- Developer(s): Unistellar Industries, LLC
- Publisher(s): Unistellar Industries, LLC
- Engine: Planetfall™ Proprietary, DirectX
- Platform(s): Windows
- Release: 2006-2020
- Genre(s): Virtual world, Space simulation, massively multiplayer online role-playing game
- Mode(s): Multiplayer

= Rise: The Vieneo Province =

Rise: The Vieneo Province (abbreviated to Rise) is an MMO space simulator. The game is centered around an exomoon called Vieneo about 225 LY from Earth.

While Rise is sometimes referred to as a game, in general it does not have points, scores, winners or losers, levels, an end-strategy, or most of the other characteristics of a typical game. Players, often called "citizens", can visit this virtual world almost as if it were a real place. They explore, meet other citizens, socialize, participate in individual and alliance activities, and buy and produce goods (virtual property) and services from one another. As they spend more time in the world, they learn new skills and mature socially, learning the culture and manners of a virtual environment.

The game contains player-driven economics, a dynamic weather system, and a detailed terrain engine. Vieneo, the fictitious moon the game is based on, has all the typical attributes of a planet or moon and was made using StarGen.

The aerodynamic and astrodynamic physics are of the highest fidelity and therefore closely mimic reality. One of the goals of many players is to fly up into orbit and look down at the large gaming arena.

== History ==

An A-4 Wanderer flies over the UI building in downtown Deois

Unistellar Industries was founded in the State of Missouri in August, 2002.

The company originally developed software for a full-scale cockpit enclosure.
The one and only prototype (called Audrey) was stolen and litigation followed.
Due to budgetary restrictions, liability, and assembly space required, the firm has focused on the larger audience of online gaming.

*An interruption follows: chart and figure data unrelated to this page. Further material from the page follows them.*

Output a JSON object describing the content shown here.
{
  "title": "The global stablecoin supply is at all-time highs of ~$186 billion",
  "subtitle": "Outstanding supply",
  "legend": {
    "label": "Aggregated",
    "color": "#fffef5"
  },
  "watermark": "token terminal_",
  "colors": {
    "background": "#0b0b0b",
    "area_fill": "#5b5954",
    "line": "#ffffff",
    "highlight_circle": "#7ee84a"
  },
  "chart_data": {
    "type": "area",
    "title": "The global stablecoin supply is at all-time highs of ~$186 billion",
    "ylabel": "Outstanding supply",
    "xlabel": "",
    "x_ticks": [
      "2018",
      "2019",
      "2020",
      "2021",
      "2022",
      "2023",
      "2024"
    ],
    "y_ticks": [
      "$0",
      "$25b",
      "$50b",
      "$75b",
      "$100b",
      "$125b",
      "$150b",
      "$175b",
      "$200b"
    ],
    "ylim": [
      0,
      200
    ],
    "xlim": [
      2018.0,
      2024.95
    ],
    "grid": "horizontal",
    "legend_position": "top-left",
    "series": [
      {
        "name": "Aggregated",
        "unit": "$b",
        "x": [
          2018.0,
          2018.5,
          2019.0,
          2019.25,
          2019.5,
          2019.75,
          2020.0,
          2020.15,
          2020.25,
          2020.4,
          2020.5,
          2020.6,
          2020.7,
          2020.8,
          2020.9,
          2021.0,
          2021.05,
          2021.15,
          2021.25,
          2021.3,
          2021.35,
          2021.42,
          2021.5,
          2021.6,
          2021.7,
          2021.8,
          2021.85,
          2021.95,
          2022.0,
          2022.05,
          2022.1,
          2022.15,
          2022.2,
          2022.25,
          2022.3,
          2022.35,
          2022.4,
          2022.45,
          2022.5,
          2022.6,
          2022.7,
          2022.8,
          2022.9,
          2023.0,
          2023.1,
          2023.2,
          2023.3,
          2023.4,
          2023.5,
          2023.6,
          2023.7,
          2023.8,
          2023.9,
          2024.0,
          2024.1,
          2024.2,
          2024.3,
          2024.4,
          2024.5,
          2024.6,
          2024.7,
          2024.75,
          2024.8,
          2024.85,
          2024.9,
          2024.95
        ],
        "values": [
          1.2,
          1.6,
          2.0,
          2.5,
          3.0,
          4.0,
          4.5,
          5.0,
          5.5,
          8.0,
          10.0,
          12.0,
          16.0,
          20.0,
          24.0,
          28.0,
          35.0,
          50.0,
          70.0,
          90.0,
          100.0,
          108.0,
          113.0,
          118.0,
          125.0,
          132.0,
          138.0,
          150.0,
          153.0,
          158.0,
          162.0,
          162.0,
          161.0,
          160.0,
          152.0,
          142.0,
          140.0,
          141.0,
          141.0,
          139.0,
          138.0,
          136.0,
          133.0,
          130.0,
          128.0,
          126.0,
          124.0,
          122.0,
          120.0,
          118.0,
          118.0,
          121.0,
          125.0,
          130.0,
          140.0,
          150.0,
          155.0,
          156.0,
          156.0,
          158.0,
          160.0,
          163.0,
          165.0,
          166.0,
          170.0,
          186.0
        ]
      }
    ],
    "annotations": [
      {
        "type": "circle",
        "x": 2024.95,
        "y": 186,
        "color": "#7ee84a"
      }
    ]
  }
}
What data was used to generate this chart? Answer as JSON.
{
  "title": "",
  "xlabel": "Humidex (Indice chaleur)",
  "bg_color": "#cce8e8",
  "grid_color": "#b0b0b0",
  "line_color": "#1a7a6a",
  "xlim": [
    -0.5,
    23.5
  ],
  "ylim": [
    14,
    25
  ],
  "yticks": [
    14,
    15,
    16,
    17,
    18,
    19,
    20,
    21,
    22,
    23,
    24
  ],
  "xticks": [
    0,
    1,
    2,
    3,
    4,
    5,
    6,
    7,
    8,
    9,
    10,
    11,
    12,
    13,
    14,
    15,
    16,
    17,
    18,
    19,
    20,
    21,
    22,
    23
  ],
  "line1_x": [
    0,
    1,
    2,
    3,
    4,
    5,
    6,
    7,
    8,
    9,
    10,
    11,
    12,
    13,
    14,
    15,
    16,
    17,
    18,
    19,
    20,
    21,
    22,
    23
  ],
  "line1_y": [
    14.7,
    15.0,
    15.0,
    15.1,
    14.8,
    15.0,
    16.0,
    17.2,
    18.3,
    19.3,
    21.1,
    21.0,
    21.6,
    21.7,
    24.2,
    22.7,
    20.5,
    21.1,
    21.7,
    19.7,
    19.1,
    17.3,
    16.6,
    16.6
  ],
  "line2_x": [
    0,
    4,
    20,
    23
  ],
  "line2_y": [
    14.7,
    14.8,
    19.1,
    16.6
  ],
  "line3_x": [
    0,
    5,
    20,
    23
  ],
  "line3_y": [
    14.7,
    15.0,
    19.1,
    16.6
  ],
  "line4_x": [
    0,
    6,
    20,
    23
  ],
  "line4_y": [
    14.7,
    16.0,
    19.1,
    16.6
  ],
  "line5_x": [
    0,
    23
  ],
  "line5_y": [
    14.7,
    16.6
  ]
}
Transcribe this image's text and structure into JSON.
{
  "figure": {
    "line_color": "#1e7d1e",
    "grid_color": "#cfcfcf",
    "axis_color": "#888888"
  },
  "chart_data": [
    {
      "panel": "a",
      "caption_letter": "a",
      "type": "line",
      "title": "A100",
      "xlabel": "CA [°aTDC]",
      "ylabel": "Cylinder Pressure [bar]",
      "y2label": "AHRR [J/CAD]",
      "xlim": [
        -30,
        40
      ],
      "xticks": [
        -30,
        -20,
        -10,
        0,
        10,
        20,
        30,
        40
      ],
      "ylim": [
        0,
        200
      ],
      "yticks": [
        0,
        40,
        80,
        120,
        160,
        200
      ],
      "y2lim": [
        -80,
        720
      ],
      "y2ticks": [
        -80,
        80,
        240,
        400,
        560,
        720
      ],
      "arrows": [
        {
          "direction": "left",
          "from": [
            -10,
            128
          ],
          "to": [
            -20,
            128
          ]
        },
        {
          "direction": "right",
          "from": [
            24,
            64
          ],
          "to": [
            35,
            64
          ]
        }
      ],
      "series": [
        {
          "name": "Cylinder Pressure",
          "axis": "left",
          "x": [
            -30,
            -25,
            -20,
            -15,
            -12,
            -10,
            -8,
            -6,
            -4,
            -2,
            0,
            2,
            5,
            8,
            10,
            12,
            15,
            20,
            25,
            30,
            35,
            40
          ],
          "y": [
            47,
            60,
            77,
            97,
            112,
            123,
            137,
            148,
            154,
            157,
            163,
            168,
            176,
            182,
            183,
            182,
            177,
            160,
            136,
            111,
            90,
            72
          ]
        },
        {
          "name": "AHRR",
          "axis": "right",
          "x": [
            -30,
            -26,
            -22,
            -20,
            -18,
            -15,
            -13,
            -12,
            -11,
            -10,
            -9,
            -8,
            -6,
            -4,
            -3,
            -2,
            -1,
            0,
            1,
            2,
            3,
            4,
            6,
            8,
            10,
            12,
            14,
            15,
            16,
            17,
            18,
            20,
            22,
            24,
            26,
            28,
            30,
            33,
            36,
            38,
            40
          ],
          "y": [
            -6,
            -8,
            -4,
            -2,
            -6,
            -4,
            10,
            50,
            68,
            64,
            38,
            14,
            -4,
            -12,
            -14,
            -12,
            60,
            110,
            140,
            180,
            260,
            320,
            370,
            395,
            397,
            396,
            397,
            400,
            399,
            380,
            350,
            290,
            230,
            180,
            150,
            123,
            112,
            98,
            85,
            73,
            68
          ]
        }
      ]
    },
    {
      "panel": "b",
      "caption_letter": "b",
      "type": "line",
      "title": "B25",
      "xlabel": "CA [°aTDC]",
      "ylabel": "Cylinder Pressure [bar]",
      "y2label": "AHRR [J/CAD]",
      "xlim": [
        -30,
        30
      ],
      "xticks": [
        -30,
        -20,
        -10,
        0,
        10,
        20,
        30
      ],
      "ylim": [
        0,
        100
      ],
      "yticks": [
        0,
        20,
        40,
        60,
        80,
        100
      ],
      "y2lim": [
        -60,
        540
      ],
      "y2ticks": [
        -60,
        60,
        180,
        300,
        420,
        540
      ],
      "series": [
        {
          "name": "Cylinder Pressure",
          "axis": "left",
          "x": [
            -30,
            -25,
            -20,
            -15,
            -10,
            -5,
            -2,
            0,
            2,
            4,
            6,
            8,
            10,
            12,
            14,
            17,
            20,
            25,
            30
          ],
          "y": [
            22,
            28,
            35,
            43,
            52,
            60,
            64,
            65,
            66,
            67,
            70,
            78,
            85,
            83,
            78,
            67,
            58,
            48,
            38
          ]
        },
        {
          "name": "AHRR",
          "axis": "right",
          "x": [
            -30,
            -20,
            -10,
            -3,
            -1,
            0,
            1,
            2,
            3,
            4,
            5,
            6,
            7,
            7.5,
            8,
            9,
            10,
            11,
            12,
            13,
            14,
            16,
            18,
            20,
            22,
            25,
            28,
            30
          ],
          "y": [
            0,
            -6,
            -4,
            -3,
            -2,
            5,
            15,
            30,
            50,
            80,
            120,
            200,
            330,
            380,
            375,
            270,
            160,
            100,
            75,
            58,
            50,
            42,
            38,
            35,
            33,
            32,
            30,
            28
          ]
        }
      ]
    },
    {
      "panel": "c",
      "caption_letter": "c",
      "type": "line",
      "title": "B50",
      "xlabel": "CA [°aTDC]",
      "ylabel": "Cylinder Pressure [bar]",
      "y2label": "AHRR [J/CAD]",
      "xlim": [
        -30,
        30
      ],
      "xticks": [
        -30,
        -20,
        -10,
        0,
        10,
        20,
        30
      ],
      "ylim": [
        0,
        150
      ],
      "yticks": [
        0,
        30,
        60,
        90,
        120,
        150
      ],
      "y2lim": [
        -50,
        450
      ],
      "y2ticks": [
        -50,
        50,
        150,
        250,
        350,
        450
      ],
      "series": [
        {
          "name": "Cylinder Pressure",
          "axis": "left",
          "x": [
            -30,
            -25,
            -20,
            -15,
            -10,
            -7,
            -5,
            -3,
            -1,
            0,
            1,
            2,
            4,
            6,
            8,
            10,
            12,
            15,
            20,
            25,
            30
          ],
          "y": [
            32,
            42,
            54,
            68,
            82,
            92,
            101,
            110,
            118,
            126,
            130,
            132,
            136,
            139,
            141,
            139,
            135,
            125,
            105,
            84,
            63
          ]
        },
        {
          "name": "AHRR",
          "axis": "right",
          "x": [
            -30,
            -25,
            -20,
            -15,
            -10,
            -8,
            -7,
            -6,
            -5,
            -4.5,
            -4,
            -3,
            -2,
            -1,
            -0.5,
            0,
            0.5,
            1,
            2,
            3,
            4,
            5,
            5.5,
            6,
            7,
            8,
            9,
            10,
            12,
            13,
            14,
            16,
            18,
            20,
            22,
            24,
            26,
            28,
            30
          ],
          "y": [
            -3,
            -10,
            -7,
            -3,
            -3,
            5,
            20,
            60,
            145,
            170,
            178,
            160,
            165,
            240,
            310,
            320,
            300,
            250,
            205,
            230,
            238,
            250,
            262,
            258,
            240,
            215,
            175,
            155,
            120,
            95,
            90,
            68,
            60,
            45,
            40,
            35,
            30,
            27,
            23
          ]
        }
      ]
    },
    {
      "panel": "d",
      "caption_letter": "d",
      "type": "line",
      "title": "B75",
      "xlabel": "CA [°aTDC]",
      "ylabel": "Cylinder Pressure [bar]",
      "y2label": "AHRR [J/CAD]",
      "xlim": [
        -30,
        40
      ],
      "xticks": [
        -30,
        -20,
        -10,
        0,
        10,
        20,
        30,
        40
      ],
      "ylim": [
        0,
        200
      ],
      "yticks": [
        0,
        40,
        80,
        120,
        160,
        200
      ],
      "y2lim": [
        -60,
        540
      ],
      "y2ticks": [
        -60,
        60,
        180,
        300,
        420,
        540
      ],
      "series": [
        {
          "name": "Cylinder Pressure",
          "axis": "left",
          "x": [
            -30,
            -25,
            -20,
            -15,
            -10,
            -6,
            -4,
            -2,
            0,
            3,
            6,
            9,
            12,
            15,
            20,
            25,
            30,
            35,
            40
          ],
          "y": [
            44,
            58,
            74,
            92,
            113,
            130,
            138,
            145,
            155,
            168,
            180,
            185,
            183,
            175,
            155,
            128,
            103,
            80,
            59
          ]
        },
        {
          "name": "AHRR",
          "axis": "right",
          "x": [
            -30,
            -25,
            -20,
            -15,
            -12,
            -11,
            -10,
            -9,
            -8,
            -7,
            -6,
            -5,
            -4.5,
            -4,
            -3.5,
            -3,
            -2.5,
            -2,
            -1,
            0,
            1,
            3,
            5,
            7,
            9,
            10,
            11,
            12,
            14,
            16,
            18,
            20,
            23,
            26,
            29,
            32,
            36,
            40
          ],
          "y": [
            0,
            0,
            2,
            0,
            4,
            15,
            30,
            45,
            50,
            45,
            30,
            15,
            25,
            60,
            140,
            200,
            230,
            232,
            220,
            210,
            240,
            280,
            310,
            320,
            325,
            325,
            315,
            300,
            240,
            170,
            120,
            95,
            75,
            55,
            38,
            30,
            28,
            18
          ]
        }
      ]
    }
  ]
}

The initial alpha test version, code-named Planetfall, was made available in 2003 to players with initial release of the proprietary terrain engine. An alpha version of the game called Rise: The Vieneo Province was made publicly available in 2006.

Monthly subscriptions offered starting April, 2006 for users wanting to extend beyond the 14-day free trial period.

The Rise economy was initialized in August, 2006 and has been entirely user-driven since.

Ongoing development and updates ceased on Rise in October, 2010.

The company started production of a new full-scale cockpit enclosure in July, 2011 with estimated completion in July, 2014.

A limited liability company was formed in December, 2012 (State of Kansas).

The game went "Free-to-Play" on March 1, 2013.

The game is back in development as of February 1, 2017.

The game was listed as an upcoming title on Steam on July 1, 2019.

The game was released as Early Access on Steam on August 1, 2019, and subsequently released February 4, 2020.

An unrestricted demo version was posted on Steam on February 29, 2020, during the COVID-19 pandemic.